As per the chart above the source of Rs. 15,40,000/- have been reasonably explained. I have also taken into consideration that some of the persons from whom the appellant has claimed advances have either not attended to the remand proceedings or their addresses were incomplete. One of such person Sh. Yogesh Sharma from whom the appellant has claimed to have got advance of Rs.1,50,000/- has denied the transaction.

The appellant has also declared an income of Rs.5,77,600/- in the return of income besides a car sold by him for a consideration of Rs.3,80,000/-and the appellant has claimed to have used the money for the purchase of the land.

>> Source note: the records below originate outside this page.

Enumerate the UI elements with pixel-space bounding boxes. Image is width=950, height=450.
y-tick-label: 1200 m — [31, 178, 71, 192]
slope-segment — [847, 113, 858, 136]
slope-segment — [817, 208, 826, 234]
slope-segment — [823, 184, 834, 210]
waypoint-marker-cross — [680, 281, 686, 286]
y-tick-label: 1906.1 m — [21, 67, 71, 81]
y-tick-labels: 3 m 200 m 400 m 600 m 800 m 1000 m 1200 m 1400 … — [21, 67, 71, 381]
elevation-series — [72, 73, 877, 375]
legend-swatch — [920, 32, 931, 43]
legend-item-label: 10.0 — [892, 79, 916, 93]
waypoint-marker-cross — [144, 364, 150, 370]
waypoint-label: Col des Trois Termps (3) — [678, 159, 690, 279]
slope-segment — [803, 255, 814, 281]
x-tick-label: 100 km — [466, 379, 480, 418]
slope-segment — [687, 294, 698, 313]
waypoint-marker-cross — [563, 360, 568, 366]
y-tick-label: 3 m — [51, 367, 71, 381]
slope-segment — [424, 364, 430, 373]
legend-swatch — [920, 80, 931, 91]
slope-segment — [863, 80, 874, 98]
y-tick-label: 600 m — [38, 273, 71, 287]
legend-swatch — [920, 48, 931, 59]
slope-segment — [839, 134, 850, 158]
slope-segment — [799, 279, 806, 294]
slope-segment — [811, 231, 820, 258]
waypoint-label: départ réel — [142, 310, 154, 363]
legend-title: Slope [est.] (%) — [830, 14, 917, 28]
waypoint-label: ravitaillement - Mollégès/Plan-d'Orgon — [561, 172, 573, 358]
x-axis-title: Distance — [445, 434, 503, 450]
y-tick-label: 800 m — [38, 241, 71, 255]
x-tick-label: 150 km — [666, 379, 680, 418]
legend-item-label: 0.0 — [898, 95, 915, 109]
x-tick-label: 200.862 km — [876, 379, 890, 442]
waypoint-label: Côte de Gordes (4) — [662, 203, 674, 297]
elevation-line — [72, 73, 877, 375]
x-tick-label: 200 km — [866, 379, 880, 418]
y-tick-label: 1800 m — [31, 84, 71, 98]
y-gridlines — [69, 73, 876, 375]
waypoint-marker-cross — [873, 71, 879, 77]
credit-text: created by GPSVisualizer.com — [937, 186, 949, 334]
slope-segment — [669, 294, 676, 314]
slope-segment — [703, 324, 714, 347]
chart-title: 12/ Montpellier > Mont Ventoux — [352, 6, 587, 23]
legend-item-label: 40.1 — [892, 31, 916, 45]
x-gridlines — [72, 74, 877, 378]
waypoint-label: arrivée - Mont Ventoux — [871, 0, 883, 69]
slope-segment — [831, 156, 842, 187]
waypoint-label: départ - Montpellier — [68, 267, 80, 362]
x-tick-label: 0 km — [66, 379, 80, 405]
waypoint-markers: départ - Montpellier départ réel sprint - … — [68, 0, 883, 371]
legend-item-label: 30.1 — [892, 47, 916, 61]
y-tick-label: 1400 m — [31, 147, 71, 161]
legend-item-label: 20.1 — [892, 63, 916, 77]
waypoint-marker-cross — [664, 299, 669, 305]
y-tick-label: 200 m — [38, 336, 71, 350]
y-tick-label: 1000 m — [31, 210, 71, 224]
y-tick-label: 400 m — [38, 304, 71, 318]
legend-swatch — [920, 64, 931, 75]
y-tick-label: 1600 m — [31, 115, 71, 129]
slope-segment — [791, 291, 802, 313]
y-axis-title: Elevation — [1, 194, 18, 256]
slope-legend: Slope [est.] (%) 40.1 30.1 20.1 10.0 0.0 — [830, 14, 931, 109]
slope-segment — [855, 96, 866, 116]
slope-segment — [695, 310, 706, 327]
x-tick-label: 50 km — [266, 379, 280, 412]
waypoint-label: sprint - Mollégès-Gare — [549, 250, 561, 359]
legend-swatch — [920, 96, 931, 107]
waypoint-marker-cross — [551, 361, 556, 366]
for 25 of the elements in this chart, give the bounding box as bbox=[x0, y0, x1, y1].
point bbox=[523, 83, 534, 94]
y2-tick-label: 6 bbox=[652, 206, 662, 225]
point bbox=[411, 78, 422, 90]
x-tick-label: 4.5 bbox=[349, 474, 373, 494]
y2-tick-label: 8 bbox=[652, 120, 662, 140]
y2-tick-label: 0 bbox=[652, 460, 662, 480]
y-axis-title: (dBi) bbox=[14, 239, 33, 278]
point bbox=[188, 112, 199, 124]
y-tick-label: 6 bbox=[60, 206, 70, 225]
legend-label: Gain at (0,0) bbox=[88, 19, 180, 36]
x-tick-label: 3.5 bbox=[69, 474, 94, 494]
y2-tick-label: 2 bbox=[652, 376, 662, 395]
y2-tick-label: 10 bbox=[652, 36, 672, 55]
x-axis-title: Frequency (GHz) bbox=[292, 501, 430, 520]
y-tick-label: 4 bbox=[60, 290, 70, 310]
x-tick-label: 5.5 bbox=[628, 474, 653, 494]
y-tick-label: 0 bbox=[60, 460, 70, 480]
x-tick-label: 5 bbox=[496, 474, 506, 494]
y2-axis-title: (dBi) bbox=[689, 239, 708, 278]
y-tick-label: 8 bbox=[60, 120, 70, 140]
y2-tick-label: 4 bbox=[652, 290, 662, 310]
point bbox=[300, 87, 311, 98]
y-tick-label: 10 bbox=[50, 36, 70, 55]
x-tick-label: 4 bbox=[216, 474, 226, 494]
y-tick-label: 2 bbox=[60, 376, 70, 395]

After taking into consideration all the above mentioned facts, a total of Rs. 24,97,600/- was available with the appellant from the explained sources. The total investment in the land including stamp duty and other transfer charges comes to Rs. 32,38,600/-. Considering a reasonable household expenditure of Rs. 1 lakh, it is reasonable to infer that investment to the extent of Rs. 23,97,600/- is explained. Therefore, the balance investment of Rs. 8,41,000/- remain unexplained and liable to be taxed U/s. 69 of the Act. Accordingly, the addition on this account is reduced to Rs. 8,41,000/-. Appellant’s ground of appeal on this issue is partly allowed.”

8. In the result, ground no. 2 of the Revenue’s appeal and ground no. 1 of the assessee’s cross objection are dismissed.

In the result, the appeal of the Revenue and cross objection of the assessee are disposed off with above directions.